Ten years ago only, a letter from you informed me that our child was
dead. Alas! would to God that she had then been dead; I should not have
known the incurable grief which henceforth will imbitter my life."
"Now," said Sarah, in a feeble voice, "I am no more astonished at the
aversion with which I have inspired you, since you have read this letter. I
feel it, I shall not survive this last blow. Ah, well! yes; pride and
ambition have ruined me! Under the appearance of passion, I concealed a
frozen heart. Not knowing what good reason you had to despise and hate me,
my foolish hopes were renewed. Since we were both free again, I again
believed in this prediction which promised me a crown; and when chance
discovered my daughter, I seemed to see in this unhoped-for fortune a
providential design! Yes; I went so far as to think that your aversion for
me would yield to your love for your child; and that you would give me your
hand in order to restore her to the rank which was her due."
"Well! let your execrable ambition be then satisfied and punished!
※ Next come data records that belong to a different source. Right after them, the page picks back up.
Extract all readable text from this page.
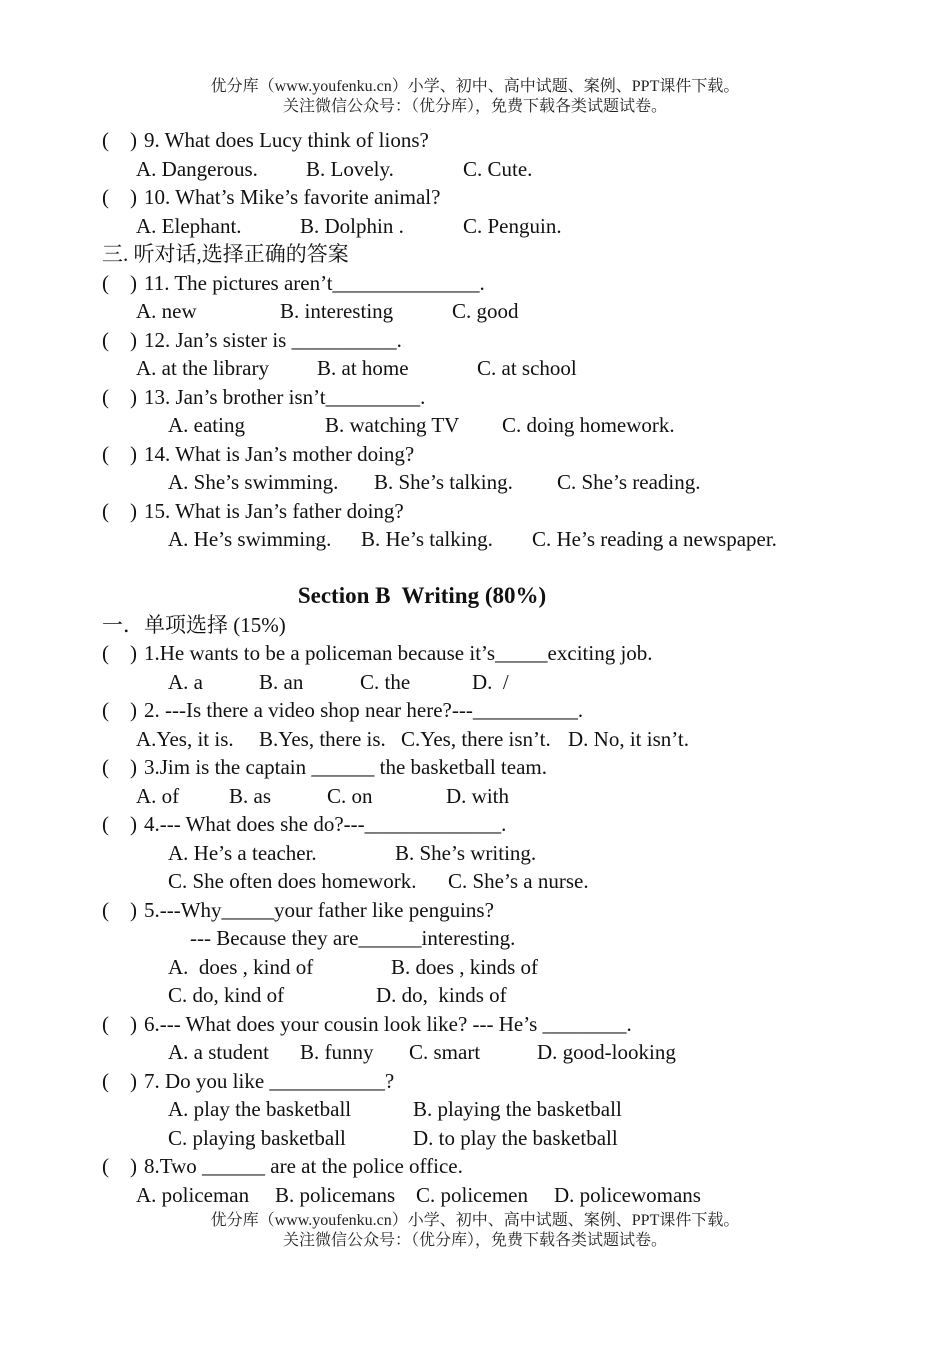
优分库（www.youfenku.cn）小学、初中、高中试题、案例、PPT课件下载。
关注微信公众号：（优分库），免费下载各类试题试卷。
(    ) 9. What does Lucy think of lions?

A. Dangerous.

B. Lovely.

	C. Cute.

(    ) 10. What’s Mike’s favorite animal?

A. Elephant.

	B. Dolphin .

	C. Penguin.

三. 听对话,选择正确的答案
(    ) 11. The pictures aren’t______________.

A. new

	B. interesting

	C. good

(    ) 12. Jan’s sister is __________.

A. at the library

B. at home

	C. at school

(    ) 13. Jan’s brother isn’t_________.

A. eating

	B. watching TV

C. doing homework.

(    ) 14. What is Jan’s mother doing?

A. She’s swimming.

B. She’s talking.

C. She’s reading.

(    ) 15. What is Jan’s father doing?

A. He’s swimming.

B. He’s talking.

C. He’s reading a newspaper.

Section B  Writing (80%)
一．单项选择 (15%)
(    ) 1.He wants to be a policeman because it’s_____exciting job.

A. a

	B. an

	C. the

	D.  /

(    ) 2. ---Is there a video shop near here?---__________.

A.Yes, it is.

B.Yes, there is.

C.Yes, there isn’t.

D. No, it isn’t.

(    ) 3.Jim is the captain ______ the basketball team.

A. of

B. as

	C. on

	D. with

(    ) 4.--- What does she do?---_____________.

A. He’s a teacher.

	B. She’s writing.

C. She often does homework.

C. She’s a nurse.

(    ) 5.---Why_____your father like penguins?

--- Because they are______interesting.

A.  does , kind of

	B. does , kinds of

C. do, kind of

	D. do,  kinds of

(    ) 6.--- What does your cousin look like? --- He’s ________.

A. a student

B. funny

C. smart

	D. good-looking

(    ) 7. Do you like ___________?

A. play the basketball

	B. playing the basketball

C. playing basketball

	D. to play the basketball

(    ) 8.Two ______ are at the police office.

A. policeman

B. policemans

C. policemen

D. policewomans

优分库（www.youfenku.cn）小学、初中、高中试题、案例、PPT课件下载。
关注微信公众号：（优分库），免费下载各类试题试卷。
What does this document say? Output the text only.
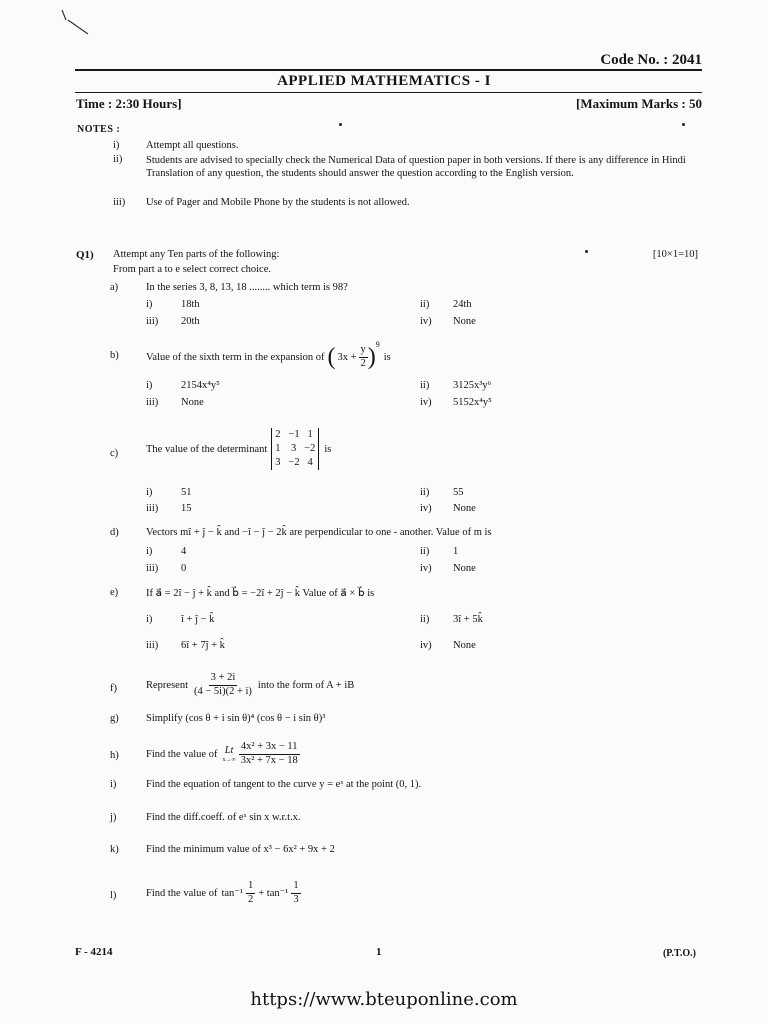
Code No. : 2041
APPLIED MATHEMATICS - I
Time : 2:30 Hours]	[Maximum Marks : 50
NOTES :
i)	Attempt all questions.
ii) Students are advised to specially check the Numerical Data of question paper in both versions. If there is any difference in Hindi Translation of any question, the students should answer the question according to the English version.
iii) Use of Pager and Mobile Phone by the students is not allowed.
Q1) Attempt any Ten parts of the following:
From part a to e select correct choice.
[10×1=10]
a)	In the series 3, 8, 13, 18 ........ which term is 98?
i)	18th	ii) 24th
iii) 20th	iv) None
b)	Value of the sixth term in the expansion of ( $3x + \frac{y}{2} )^9$
is
i)	2154x⁴y⁵	ii) 3125x³y⁶
iii) None	iv) 5152x⁴y⁵
c)	The value of the determinant
2   −1   1
1    3   −2
3   −2   4
is
i)	51	ii) 55
iii) 15	iv) None
d)	Vectors mî + ĵ − k̂ and −î − ĵ − 2k̂ are perpendicular to one - another. Value of m is
i)	4	ii) 1
iii) 0	iv) None
e)	If a⃗ = 2î − ĵ + k̂ and b⃗ = −2î + 2ĵ − k̂ Value of a⃗ × b⃗ is
i)	î + ĵ − k̂	ii) 3î + 5k̂
iii) 6î + 7ĵ + k̂	iv) None
f)	Represent $\frac{3 + 2i}{(4 - 5i)(2 + i)}$ into the form of A + iB
g)	Simplify (cos θ + i sin θ)⁴ (cos θ − i sin θ)³
h)	Find the value of Lt
$x\to\infty \frac{\text{4x² + 3x − 11}}{\text{3x² + 7x − 18}}$
i)	Find the equation of tangent to the curve y = eˣ at the point (0, 1).
j)	Find the diff.coeff. of eˣ sin x w.r.t.x.
k)	Find the minimum value of x³ − 6x² + 9x + 2
l)	Find the value of $\tan^{-1} \frac{1}{2} + \tan^{-1} \frac{1}{3}$
F - 4214	1	(P.T.O.)
https://www.bteuponline.com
Yes,
notwithstanding the horror you inspired me with; yes, from attachment--what
do I say! from respect for the frightful misfortunes of my child, I should
have, although decided to live afterward separated from you--I should have,
by a marriage which would legitimatize my child, rendered her position as
dazzling, as lofty as it had been miserable!"
"I was not deceived, then! Woe! it is too late!"
"Oh! I know it; it is not for the death of your child you weep; it is the
loss of that rank which you have pursued with untiring pertinacity! Well!
may these infamous regrets be your last punishment!"
"The last; for I shall not survive!"
"But, before you die, you shall know what has been the existence of your
child since you abandoned her.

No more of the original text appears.